I finally felt at peace and remember my husband asking the nurses how long it would be. Her response was “hopefully by the end of my shift and I just got here”. My doctor came to check on me 15 minutes after I had the epidural and informed us that I was 10 centimeters dilated. IT WAS TIME TO START PUSHING. I do not know how I had any strength left in me, but I refused to drag this pushing process out. I am not a competitive person by nature. It was like I was in a competition with myself. I knew there was no other option so why prolong the inevitable?
I am forever grateful to the nurses that were on duty during my delivery. They were wonderful. My doctor was wonderful. And the biggest shock of all was my husband was AMAZING. I would have bet everything he would have passed out or had to leave the room, but he really stepped up. Our doctor knew we wanted him to stay away from “the action” and he was NOT cutting the umbilical cord. He counted and cheered me on while I pushed. He stayed with me and got me through one of the most physically exhausting things I will ever do. Even though I had an epidural I could still feel pressure and was very knowledgeable of what was happening during the process. I do not know if it was the adrenaline or fear, but I pushed for less than 15 minutes.
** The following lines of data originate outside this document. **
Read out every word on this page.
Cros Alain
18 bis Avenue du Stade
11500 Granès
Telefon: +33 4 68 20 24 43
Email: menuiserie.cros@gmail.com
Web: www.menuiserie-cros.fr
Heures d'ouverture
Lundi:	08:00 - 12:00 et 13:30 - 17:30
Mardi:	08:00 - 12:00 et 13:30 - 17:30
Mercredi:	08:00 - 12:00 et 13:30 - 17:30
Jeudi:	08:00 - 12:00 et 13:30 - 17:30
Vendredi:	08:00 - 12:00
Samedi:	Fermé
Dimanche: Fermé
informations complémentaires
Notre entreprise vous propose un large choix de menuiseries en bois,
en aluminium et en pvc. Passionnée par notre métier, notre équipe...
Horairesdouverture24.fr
Edward Santino Paloian (Sonny) was born at 12:52pm weighing in at 7 lbs 1 oz and 21.5 inches and the most beautiful blue eyes.
Everyone said my labor and delivery was “ideal”. Luckily, I only needed one stitch for a minor tear and since I had an epidural for less than 30 minutes I had no adverse side effects or swelling. I will never forget the second I was no longer pregnant how much better I felt. It was like the past 9 months never happened. It was like a weight lifted off my shoulder. I really felt good despite how physically challenging labor was. Looking back, I am grateful for my delivery experience, even though it was painful. I am eternally grateful that I was able to get an epidural in time. Laboring at home was difficult, but it allowed for a quicker delivery. My husband was and still is in awe of how strong I am. I am secretly proud of myself too.
I would not change my experience for anything in the world. All the time I spent worrying and being anxious could never have prepared me. Nothing in my life will ever compare to the outcome, a son that brings us so much happiness and joy. We could not imagine our lives without him.
Writing this brings back so many memories. I honestly do not know how I survived. How did I get so lucky? Despite that luck and the “positive” experience, I do not think I would ever go through it again. I am in awe of what my body did. I keep thinking how insane pregnancy is. How my life will never be the same now that I am a mother. How I would find strength and determination I never knew I had. I have so much admiration for every women’s pregnancy, labor, and delivery experience. No two are the same, but they are all extraordinary.